When your company finally decides it’s time to take unified communications (UC) under its belt to improve business processes, it may find itself facing an uphill battle when it comes to seamless implementation. In fact, integration has to be top of mind to ensure a smooth transition and optimal effectiveness of the new system.
Pay attention to the following three challenges:
- The specific needs of diverse business groups within your organization must be addressed. If you have many offices or branches spread across multiple regions, both local and central management is a must.
- Deployed platforms must have the ability to scale, integrating new acquisitions and delivering new services when needed.
- Any solution worth its salt must be cost-effective, i.e., able to consolidate multi-generational platforms into a common environment sharing a centralized infrastructure (yet still providing autonomy for individual department administration).
The gains companies realize from addressing these challenges will be significant. After all, UC will improve employee interactions and help you optimize operational efficiency. So, how do you begin to deliver company-wide collaboration benefits across disparate voice and data networks?
A best-in-class phone system from a reliable provider will deliver an all-encompassing solution to these common problems using either an on-premises or hosted system. From there, the most important factor in the overall success of the new system will be employee buy-in, which requires setting reasonable expectations from the beginning for what the solution can provide combined with time to adjust and learn the ropes.

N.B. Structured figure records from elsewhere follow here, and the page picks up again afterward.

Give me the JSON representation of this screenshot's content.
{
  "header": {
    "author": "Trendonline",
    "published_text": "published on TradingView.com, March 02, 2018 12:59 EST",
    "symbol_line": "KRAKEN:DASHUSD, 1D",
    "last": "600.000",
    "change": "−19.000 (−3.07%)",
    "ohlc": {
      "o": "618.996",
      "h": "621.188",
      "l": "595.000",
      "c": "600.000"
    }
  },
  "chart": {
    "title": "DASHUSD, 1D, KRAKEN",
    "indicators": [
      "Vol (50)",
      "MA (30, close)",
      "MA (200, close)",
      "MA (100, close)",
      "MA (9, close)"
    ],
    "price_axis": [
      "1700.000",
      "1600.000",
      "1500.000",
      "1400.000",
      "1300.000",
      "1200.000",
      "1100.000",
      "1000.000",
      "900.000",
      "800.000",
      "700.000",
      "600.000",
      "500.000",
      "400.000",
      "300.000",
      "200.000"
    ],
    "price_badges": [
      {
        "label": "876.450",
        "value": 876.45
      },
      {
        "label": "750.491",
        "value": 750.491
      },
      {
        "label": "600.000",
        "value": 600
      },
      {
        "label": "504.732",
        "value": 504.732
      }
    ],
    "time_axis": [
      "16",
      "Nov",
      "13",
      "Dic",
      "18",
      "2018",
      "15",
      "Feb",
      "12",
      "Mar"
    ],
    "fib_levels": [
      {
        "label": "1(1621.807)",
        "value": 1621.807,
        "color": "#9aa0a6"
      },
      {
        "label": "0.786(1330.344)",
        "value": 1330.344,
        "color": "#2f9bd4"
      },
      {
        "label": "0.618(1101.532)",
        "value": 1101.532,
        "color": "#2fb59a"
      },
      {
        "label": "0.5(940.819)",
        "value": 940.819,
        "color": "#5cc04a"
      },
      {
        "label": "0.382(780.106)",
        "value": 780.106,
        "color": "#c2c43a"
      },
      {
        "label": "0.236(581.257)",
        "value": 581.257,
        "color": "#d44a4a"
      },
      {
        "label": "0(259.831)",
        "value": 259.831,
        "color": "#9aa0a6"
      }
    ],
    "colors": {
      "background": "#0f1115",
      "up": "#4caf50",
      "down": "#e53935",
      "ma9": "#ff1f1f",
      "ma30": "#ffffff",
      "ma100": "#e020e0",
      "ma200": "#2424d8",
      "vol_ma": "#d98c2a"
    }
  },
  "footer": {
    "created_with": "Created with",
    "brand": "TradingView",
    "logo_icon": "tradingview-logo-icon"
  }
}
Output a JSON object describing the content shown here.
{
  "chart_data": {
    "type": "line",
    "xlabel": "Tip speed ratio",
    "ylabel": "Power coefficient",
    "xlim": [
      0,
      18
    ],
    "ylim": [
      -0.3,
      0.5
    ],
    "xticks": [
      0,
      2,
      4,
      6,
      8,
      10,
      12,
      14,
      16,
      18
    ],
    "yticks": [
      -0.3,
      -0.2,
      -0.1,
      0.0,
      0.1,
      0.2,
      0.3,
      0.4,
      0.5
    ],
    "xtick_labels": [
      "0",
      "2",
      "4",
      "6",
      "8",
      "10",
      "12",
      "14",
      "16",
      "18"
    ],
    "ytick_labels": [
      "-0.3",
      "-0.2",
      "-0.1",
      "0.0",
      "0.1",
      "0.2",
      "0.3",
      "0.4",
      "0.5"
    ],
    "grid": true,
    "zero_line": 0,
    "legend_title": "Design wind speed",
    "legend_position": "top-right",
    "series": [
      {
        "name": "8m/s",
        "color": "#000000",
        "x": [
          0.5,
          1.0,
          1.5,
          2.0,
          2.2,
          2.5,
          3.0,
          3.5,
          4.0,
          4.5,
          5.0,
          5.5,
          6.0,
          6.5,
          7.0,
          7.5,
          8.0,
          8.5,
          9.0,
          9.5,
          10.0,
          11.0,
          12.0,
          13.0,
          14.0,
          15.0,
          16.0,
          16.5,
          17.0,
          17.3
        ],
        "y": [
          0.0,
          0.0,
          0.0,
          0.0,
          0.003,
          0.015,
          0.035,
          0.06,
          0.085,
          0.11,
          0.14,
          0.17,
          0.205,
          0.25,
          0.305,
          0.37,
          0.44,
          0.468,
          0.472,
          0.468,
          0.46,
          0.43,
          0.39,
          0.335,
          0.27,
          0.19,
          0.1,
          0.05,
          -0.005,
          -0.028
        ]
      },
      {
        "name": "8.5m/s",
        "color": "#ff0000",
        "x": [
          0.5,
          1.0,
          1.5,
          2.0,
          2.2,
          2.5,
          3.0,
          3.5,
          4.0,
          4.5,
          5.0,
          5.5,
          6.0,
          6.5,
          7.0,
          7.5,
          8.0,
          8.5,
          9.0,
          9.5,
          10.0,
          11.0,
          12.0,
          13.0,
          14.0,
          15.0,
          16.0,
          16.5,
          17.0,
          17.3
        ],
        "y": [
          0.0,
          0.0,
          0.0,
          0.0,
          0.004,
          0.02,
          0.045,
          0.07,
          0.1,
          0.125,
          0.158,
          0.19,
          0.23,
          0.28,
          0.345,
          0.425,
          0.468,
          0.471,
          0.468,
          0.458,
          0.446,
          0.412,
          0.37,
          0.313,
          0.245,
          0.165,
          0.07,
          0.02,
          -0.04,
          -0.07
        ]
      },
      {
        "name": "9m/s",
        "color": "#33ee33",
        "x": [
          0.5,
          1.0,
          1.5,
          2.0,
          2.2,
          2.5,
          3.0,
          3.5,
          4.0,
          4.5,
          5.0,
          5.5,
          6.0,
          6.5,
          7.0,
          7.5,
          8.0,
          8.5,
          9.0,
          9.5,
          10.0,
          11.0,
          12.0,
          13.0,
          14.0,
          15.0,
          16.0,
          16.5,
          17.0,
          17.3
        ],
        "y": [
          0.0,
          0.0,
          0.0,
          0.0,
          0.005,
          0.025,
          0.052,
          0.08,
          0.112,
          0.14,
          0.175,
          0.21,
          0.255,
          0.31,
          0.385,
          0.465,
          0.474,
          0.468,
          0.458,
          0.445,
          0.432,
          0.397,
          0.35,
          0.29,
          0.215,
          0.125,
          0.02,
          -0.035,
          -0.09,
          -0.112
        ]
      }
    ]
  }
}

There are two proven methods for implementing UC and both have pros and cons for encouraging employee adoption. Either way, you cannot label your deployment successful until your workers are actively using the new technologies to enhance business processes with improved communications and collaboration.
In the worldwide rush to implement UC—to enjoy such benefits as improved productivity and innovation—these are the most common deployment methodologies:
Method 1: Rip and Replace—Familiar communication tools (such as desktop phones and accessories) disappear over the weekend, replaced by a new UC system. It’s sink or swim time for employees.
Method 2: Slow transition—UC technologies can be deployed over a long time frame, typically months or years. For example, a company may choose to ramp up instant messaging and presence functionality but hold off on conferencing for awhile.
Whereas a rip and replace approach may garner a faster return on UC investment, reduce maintenance costs and allow IT to move on to other tasks more quickly, a softer transition may ensure a more controlled rollout, giving IT more time to test and troubleshoot features.
More importantly, a methodical approach gives end users a chance to accustom themselves to the new tools and ensure they’re properly trained to use features to their maximum potential.
UC, no longer in its hype stage, is quickly becoming the way of the business world. That is, adoption is “going mainstream,” as reported in a Unified Communications Strategies article, making the technology a true business differentiator for the next year or two.
As employee adoption is either a difficult or major obstacle for 33 percent of companies, according to an infographic from Evolve IP, slowly introducing new features to your workers may be your best option.
Once you’ve addressed the three major challenges of UC implementation and given your employees the time to adjust to their new UC options, you should be well on your way to improved business outcomes.